Sorry, total newbie question....
So if [midiin] has no inlet how can I dynamically change what midi channel to use?
Ie.
instead of hardcoding
[midiin 1]
Is there a way to do?
[midiin my_channel_choice]
Thanks
Change midi channel
Sorry, total newbie question....
So if [midiin] has no inlet how can I dynamically change what midi channel to use?
Ie.
instead of hardcoding
[midiin 1]
Is there a way to do?
[midiin my_channel_choice]
Thanks
[midiin] reads on all channels. You can use [midiparse] to decode and extract the channel number. One thing you can do is [pack] all the outputs to a list, reorder them with a message box, then use [route] to select data from specified channels.
[midiin]
|
[ midiparse ]
| | | | | | |
[pack f f f f f f f] <-- seventh element of list is channel number
|
[$7 $1 $2 $3 $4 $5 $6( <-- this says to put the seventh element in the list in the front
|
[route 1] <-- to get channel 1
|
[unpack f f f f f f]
ahhhh!!!
Maelstorm, i think you may have just helped me with a problem i had. Does [midiin] send the midi data one number at a time? i was expecting a list, so always wondered why it wasn't working.
Yep.
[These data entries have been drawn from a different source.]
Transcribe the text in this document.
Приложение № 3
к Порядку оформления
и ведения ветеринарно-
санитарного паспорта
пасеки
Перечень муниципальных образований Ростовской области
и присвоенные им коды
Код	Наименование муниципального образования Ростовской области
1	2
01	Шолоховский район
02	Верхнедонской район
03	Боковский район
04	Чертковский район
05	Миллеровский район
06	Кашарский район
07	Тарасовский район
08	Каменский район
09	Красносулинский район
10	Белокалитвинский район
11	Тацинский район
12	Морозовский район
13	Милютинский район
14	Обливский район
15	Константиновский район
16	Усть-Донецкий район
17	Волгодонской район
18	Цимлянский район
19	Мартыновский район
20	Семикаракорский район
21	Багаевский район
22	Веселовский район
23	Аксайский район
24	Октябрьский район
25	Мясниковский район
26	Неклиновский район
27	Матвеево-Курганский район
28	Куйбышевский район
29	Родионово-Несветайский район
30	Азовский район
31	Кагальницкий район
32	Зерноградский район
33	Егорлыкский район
It just sends each byte individually as a float.
Great! Thanks for your help.
Is there a noticeable difference in performance if I use [midiparse] to search for the channel I'm after rather than specifying which channel in [midiin]? Say if I was to do it more than a 100 times?
You can't specify the channel in [midiin]. It just sends a stream of all raw MIDI data coming from a port. That's why you need [midiparse].
Sorry, I meant [notein], although in this case I'm actually using [ctlin]
Is there a general view on whether it's better, performance wise, to just tap into the midi stream in one point, using [midiparse] or is it better to use [notein] and [ctlin], specifying the channels that you're looking for?
Ah. Well, if there is a difference, it's probably insignificant. But it's definitely less complicated to use [ctlin].